🤖 AI Summary
Large language models (LLMs) struggle to balance efficiency and language-specific adaptation in multilingual programming tasks.
Method: This paper proposes MoLE (Mixture of Language Experts), a novel architecture integrating shared LoRA modules with language-specific LoRA experts. During training, joint optimization enables cross-lingual knowledge sharing; during inference, input-driven routing dynamically selects the appropriate language expert, achieving both parameter efficiency and linguistic specialization.

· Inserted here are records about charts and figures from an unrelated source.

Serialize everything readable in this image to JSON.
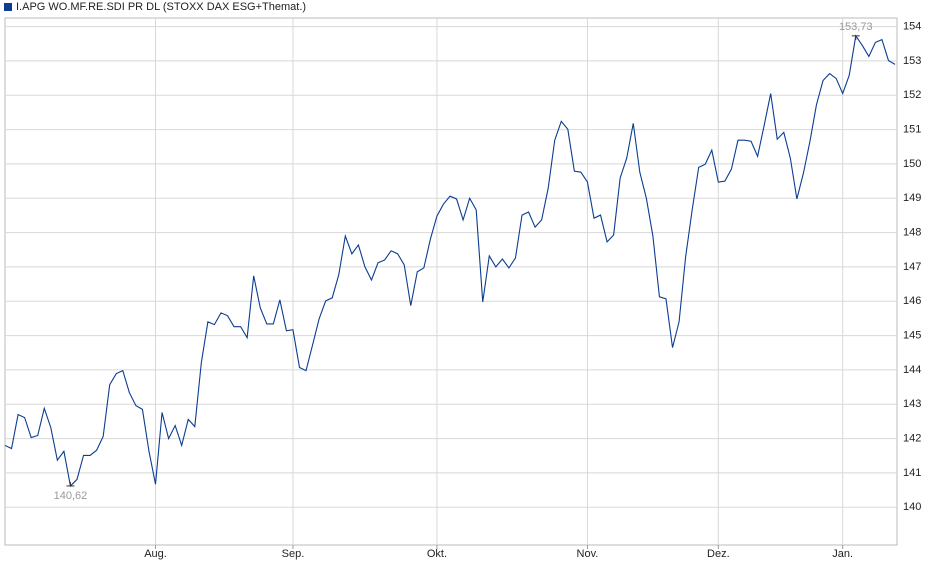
{
  "chart_data": {
    "type": "line",
    "series": [
      {
        "name": "I.APG WO.MF.RE.SDI PR DL (STOXX DAX ESG+Themat.)",
        "color": "#0b3d91",
        "values": [
          141.8,
          141.71,
          142.7,
          142.61,
          142.03,
          142.09,
          142.88,
          142.32,
          141.37,
          141.63,
          140.62,
          140.81,
          141.51,
          141.51,
          141.66,
          142.06,
          143.57,
          143.89,
          143.98,
          143.34,
          142.96,
          142.85,
          141.63,
          140.67,
          142.76,
          142.0,
          142.38,
          141.8,
          142.56,
          142.35,
          144.21,
          145.4,
          145.32,
          145.66,
          145.58,
          145.26,
          145.26,
          144.94,
          146.74,
          145.81,
          145.34,
          145.34,
          146.04,
          145.14,
          145.17,
          144.07,
          143.98,
          144.73,
          145.49,
          146.01,
          146.1,
          146.77,
          147.9,
          147.38,
          147.64,
          147.0,
          146.62,
          147.12,
          147.2,
          147.47,
          147.38,
          147.06,
          145.87,
          146.86,
          146.97,
          147.81,
          148.48,
          148.83,
          149.06,
          148.98,
          148.37,
          149.0,
          148.66,
          145.98,
          147.32,
          147.0,
          147.23,
          146.97,
          147.26,
          148.51,
          148.6,
          148.16,
          148.37,
          149.29,
          150.69,
          151.24,
          151.01,
          149.79,
          149.76,
          149.47,
          148.42,
          148.51,
          147.73,
          147.93,
          149.59,
          150.17,
          151.18,
          149.76,
          149.0,
          147.9,
          146.13,
          146.07,
          144.65,
          145.4,
          147.29,
          148.66,
          149.9,
          149.99,
          150.4,
          149.47,
          149.5,
          149.85,
          150.69,
          150.69,
          150.66,
          150.22,
          151.12,
          152.05,
          150.72,
          150.92,
          150.17,
          148.98,
          149.73,
          150.66,
          151.73,
          152.43,
          152.63,
          152.49,
          152.05,
          152.58,
          153.73,
          153.45,
          153.13,
          153.54,
          153.62,
          153.01,
          152.9
        ],
        "value_labels": [
          null,
          null,
          null,
          null,
          null,
          null,
          null,
          null,
          null,
          null,
          "140,62",
          null,
          null,
          null,
          null,
          null,
          null,
          null,
          null,
          null,
          null,
          null,
          null,
          null,
          null,
          null,
          null,
          null,
          null,
          null,
          null,
          null,
          null,
          null,
          null,
          null,
          null,
          null,
          null,
          null,
          null,
          null,
          null,
          null,
          null,
          null,
          null,
          null,
          null,
          null,
          null,
          null,
          null,
          null,
          null,
          null,
          null,
          null,
          null,
          null,
          null,
          null,
          null,
          null,
          null,
          null,
          null,
          null,
          null,
          null,
          null,
          null,
          null,
          null,
          null,
          null,
          null,
          null,
          null,
          null,
          null,
          null,
          null,
          null,
          null,
          null,
          null,
          null,
          null,
          null,
          null,
          null,
          null,
          null,
          null,
          null,
          null,
          null,
          null,
          null,
          null,
          null,
          null,
          null,
          null,
          null,
          null,
          null,
          null,
          null,
          null,
          null,
          null,
          null,
          null,
          null,
          null,
          null,
          null,
          null,
          null,
          null,
          null,
          null,
          null,
          null,
          null,
          null,
          null,
          null,
          "153,73",
          null,
          null,
          null,
          null,
          null,
          null
        ]
      }
    ],
    "xlim": [
      0,
      136.3
    ],
    "xticks": [
      {
        "value": 23,
        "label": "Aug."
      },
      {
        "value": 44,
        "label": "Sep."
      },
      {
        "value": 66,
        "label": "Okt."
      },
      {
        "value": 89,
        "label": "Nov."
      },
      {
        "value": 109,
        "label": "Dez."
      },
      {
        "value": 128,
        "label": "Jan."
      }
    ],
    "ylim": [
      138.9,
      154.25
    ],
    "yticks": [
      140,
      141,
      142,
      143,
      144,
      145,
      146,
      147,
      148,
      149,
      150,
      151,
      152,
      153,
      154
    ],
    "grid": true
  }
}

Contribution/Results: On code understanding, generation, and translation benchmarks, MoLE significantly outperforms monolingual shared models—improving multilingual code generation accuracy—while using far fewer parameters than per-language LoRA fine-tuning. Empirical results demonstrate that MoLE enhances language adaptability without increasing computational overhead, validating its effectiveness in resource-efficient multilingual code modeling.
📝 Abstract
Large language models (LLMs) have demonstrated impressive capabilities in aiding developers with tasks like code comprehension, generation, and translation. Supporting multilingual programming -- i.e., coding tasks across multiple programming languages -- typically requires either (1) finetuning a single LLM across all programming languages, which is cost-efficient but sacrifices language-specific specialization and performance, or (2) finetuning separate LLMs for each programming language, which allows for specialization but is computationally expensive and storage-intensive due to the duplication of parameters. This paper introduces MoLE (Mix-of-Language-Experts), a novel architecture that balances efficiency and specialization for multilingual programming. MoLE is composed of a base model, a shared LoRA (low-rank adaptation) module, and a collection of language-specific LoRA modules. These modules are jointly optimized during the finetuning process, enabling effective knowledge sharing and specialization across programming languages. During inference, MoLE automatically routes to the language-specific LoRA module corresponding to the programming language of the code token being generated. Our experiments demonstrate that MoLE achieves greater parameter efficiency compared to training separate language-specific LoRAs, while outperforming a single shared LLM finetuned for all programming languages in terms of accuracy.